Arsenal's stadium opening "in the balance"


The planned opening of Arsenal’s new £350m Emirates Stadium next month hangs in the balance after police and council officials confirmed key safety measures were still not in place.

Arsenal’s first match in the 60,000 seat stadium is scheduled for 22 July, but it still does not have a licence to operate. And in a further blow to Arsenal’s plans, Green Party councillor Katie Dawson has won her bid for full public consultation on controversial match-day road closures.

“All the way along, Arsenal have assumed that Islington Council will fall in line with their plans,” Katie said. “But the local community have won the right to have their say. And if local councillors listen and refuse to agree to close these roads, then the stadium cannot open.”

The police have confirmed that, without the road closures, they will oppose granting Arsenal a stadium licence – a legal requirement under the Football Licensing Act. And Chief Superintendent Barry Norman, Islington’s top cop, has separately voiced his fears about crowd safety on match days, especially as planned upgrades to nearby rail and tube stations have been axed.
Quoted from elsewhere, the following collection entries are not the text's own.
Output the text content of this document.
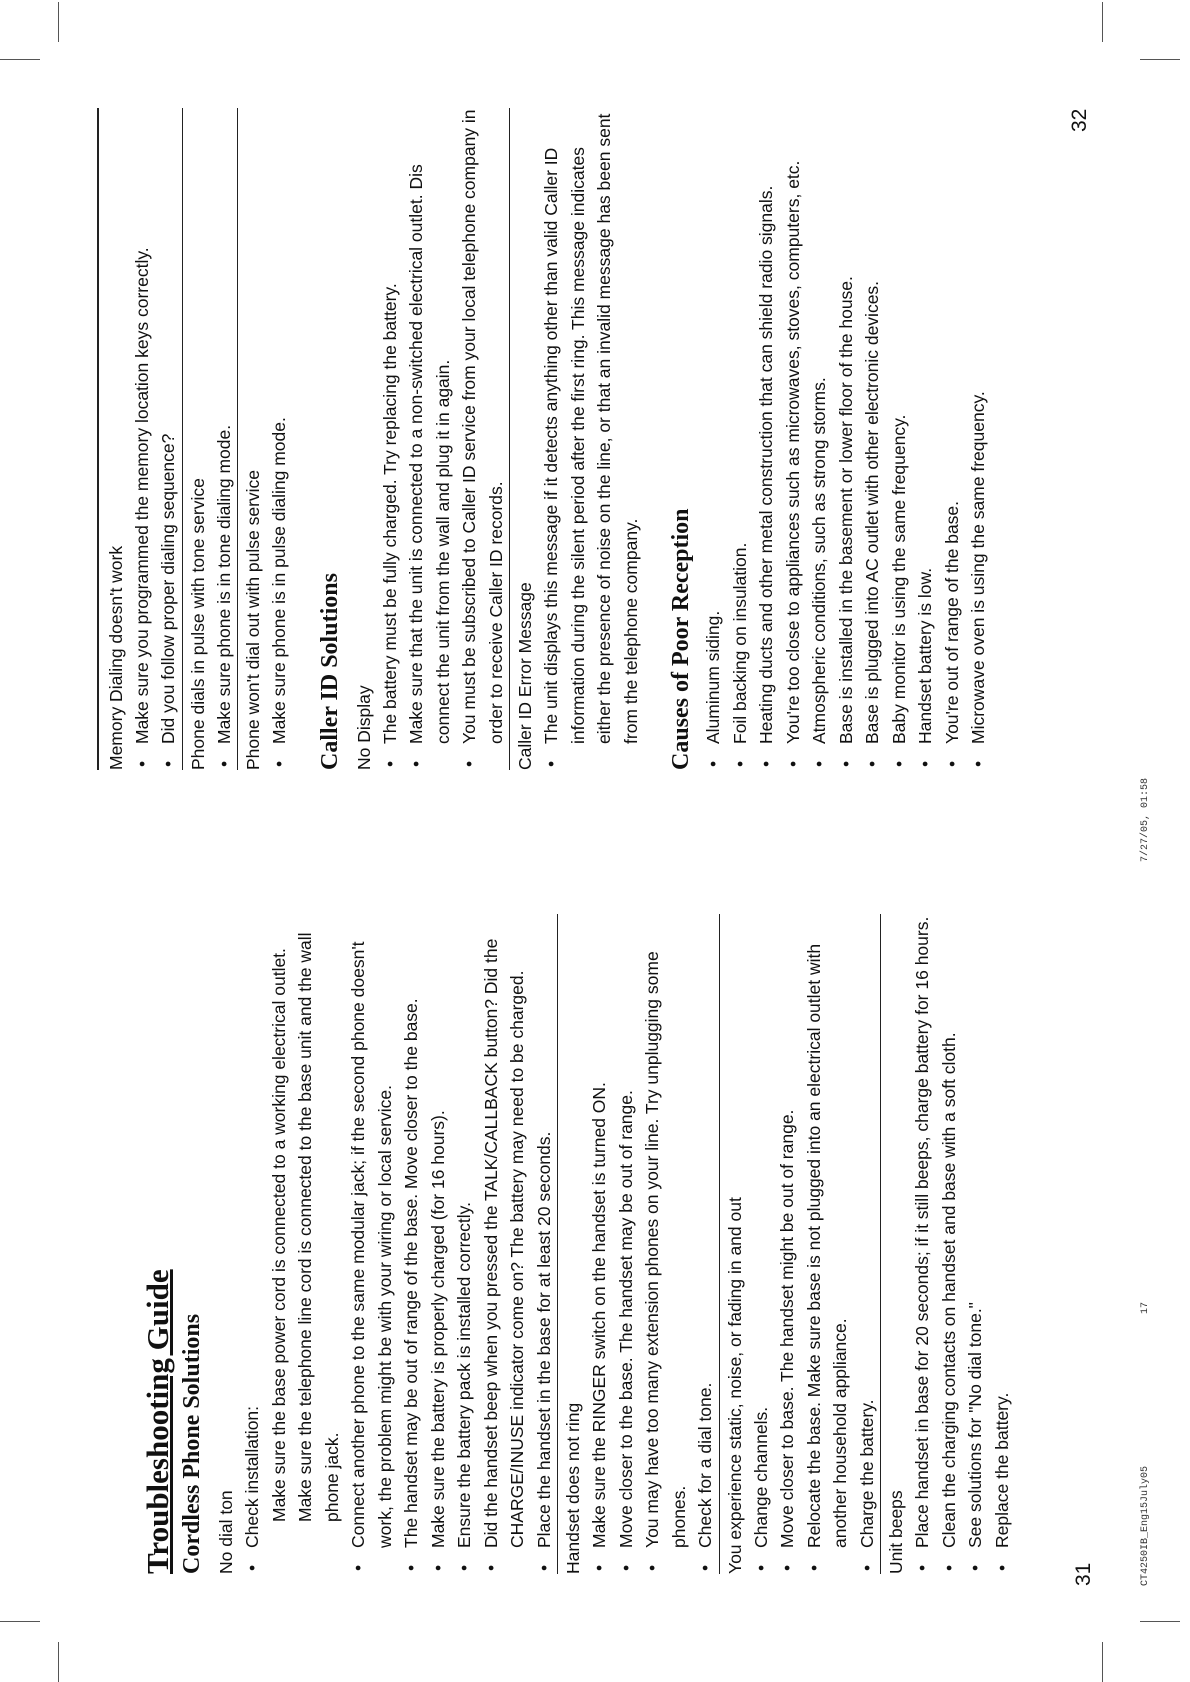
Troubleshooting Guide Cordless Phone Solutions No dial ton • Check installation: Make sure the base power cord is connected to a working electrical outlet. Make sure the telephone line cord is connected to the base unit and the wall phone jack. • Connect another phone to the same modular jack; if the second phone doesn't work, the problem might be with your wiring or local service. • The handset may be out of range of the base. Move closer to the base. • Make sure the battery is properly charged (for 16 hours). • Ensure the battery pack is installed correctly. • Did the handset beep when you pressed the TALK/CALLBACK button? Did the CHARGE/INUSE indicator come on? The battery may need to be charged. • Place the handset in the base for at least 20 seconds. Handset does not ring • Make sure the RINGER switch on the handset is turned ON. • Move closer to the base. The handset may be out of range. • You may have too many extension phones on your line. Try unplugging some phones. • Check for a dial tone. You experience static, noise, or fading in and out • Change channels. • Move closer to base. The handset might be out of range. • Relocate the base. Make sure base is not plugged into an electrical outlet with another household appliance. • Charge the battery. Unit beeps • Place handset in base for 20 seconds; if it still beeps, charge battery for 16 hours. • Clean the charging contacts on handset and base with a soft cloth. • See solutions for "No dial tone." • Replace the battery.
Memory Dialing doesn't work • Make sure you programmed the memory location keys correctly. • Did you follow proper dialing sequence? Phone dials in pulse with tone service • Make sure phone is in tone dialing mode. Phone won't dial out with pulse service • Make sure phone is in pulse dialing mode. Caller ID Solutions No Display • The battery must be fully charged. Try replacing the battery. • Make sure that the unit is connected to a non-switched electrical outlet. Dis connect the unit from the wall and plug it in again. • You must be subscribed to Caller ID service from your local telephone company in order to receive Caller ID records. Caller ID Error Message • The unit displays this message if it detects anything other than valid Caller ID information during the silent period after the first ring. This message indicates either the presence of noise on the line, or that an invalid message has been sent from the telephone company. Causes of Poor Reception • Aluminum siding. • Foil backing on insulation. • Heating ducts and other metal construction that can shield radio signals. • You're too close to appliances such as microwaves, stoves, computers, etc. • Atmospheric conditions, such as strong storms. • Base is installed in the basement or lower floor of the house. • Base is plugged into AC outlet with other electronic devices. • Baby monitor is using the same frequency. • Handset battery is low. • You're out of range of the base. • Microwave oven is using the same frequency.
31
32
CT4250IB_Eng15July05
17
7/27/05, 01:58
“They have been building this stadium for years,” added Katie, a local mother of three who was elected as Islington’s first Green councillor in May. “But with a month to go, they still have not published the travel or safety plans for consultation. No-one wants to see the stadium stand empty, but we have seen endless broken promises and back-room deals over the Emirates stadium and the local community has had enough.”
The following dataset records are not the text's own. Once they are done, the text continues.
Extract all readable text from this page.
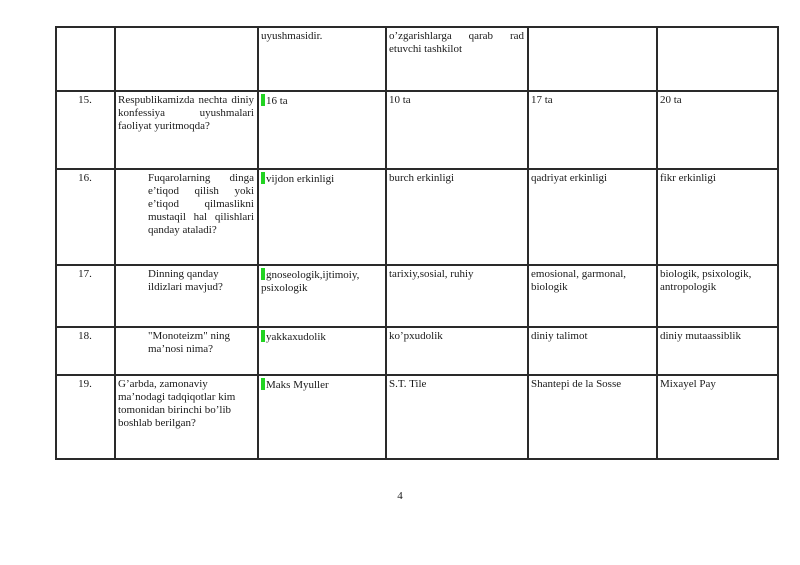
		uyushmasidir.	o’zgarishlarga qarab rad etuvchi tashkilot		
15.	Respublikamizda nechta diniy konfessiya uyushmalari faoliyat yuritmoqda?	16 ta	10 ta	17 ta	20 ta
16.	Fuqarolarning dinga e’tiqod qilish yoki e’tiqod qilmaslikni mustaqil hal qilishlari qanday ataladi?	vijdon erkinligi	burch erkinligi	qadriyat erkinligi	fikr erkinligi
17.	Dinning qanday ildizlari mavjud?	gnoseologik,ijtimoiy, psixologik	tarixiy,sosial, ruhiy	emosional, garmonal, biologik	biologik, psixologik, antropologik
18.	"Monoteizm" ning ma’nosi nima?	yakkaxudolik	ko’pxudolik	diniy talimot	diniy mutaassiblik
19.	G’arbda, zamonaviy ma’nodagi tadqiqotlar kim tomonidan birinchi bo’lib boshlab berilgan?	Maks Myuller	S.T. Tile	Shantepi de la Sosse	Mixayel Pay
4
The road closures would last for up to five hours and affect hundreds of homes. They would be imposed not only for weekend and evening fixtures but also for concerts and other events planned for the stadium.

Local people are also alarmed by police admissions that emergency vehicles may not be able to move through the huge crowds, and that rival fans will not be segregated outside the stadium.

Previously, decisions on Arsenal were taken by a council subcommittee which excluded local councillors. But in her first move after being elected, Katie Dawson succeeded in changing the constitution of Islington Council to allow planning decisions to be taken by the local area committee, made up of councillors representing the wards most directly affected.

The road closure orders will be decided at the area committee meeting on 27 June, where Councillor Dawson will table a motion rejecting them and calling on Arsenal to come up with fresh proposals. With five Labour councillors already backing her stance, all hangs on the six Lib Dem councillors on the committee.

If successful, one possible outcome would be that Arsenal would be granted a stadium licence with a reduced capacity while safety concerns were thrashed out. This would allow it to fulfil its fixture commitments but would mean less profit for the club from ticket sales.

“For years, the Council has done Arsenal’s bidding,” said Katie. “Now local councillors face a choice. They can force Arsenal back to the negotiating table. Or they can betray the people who elected them.”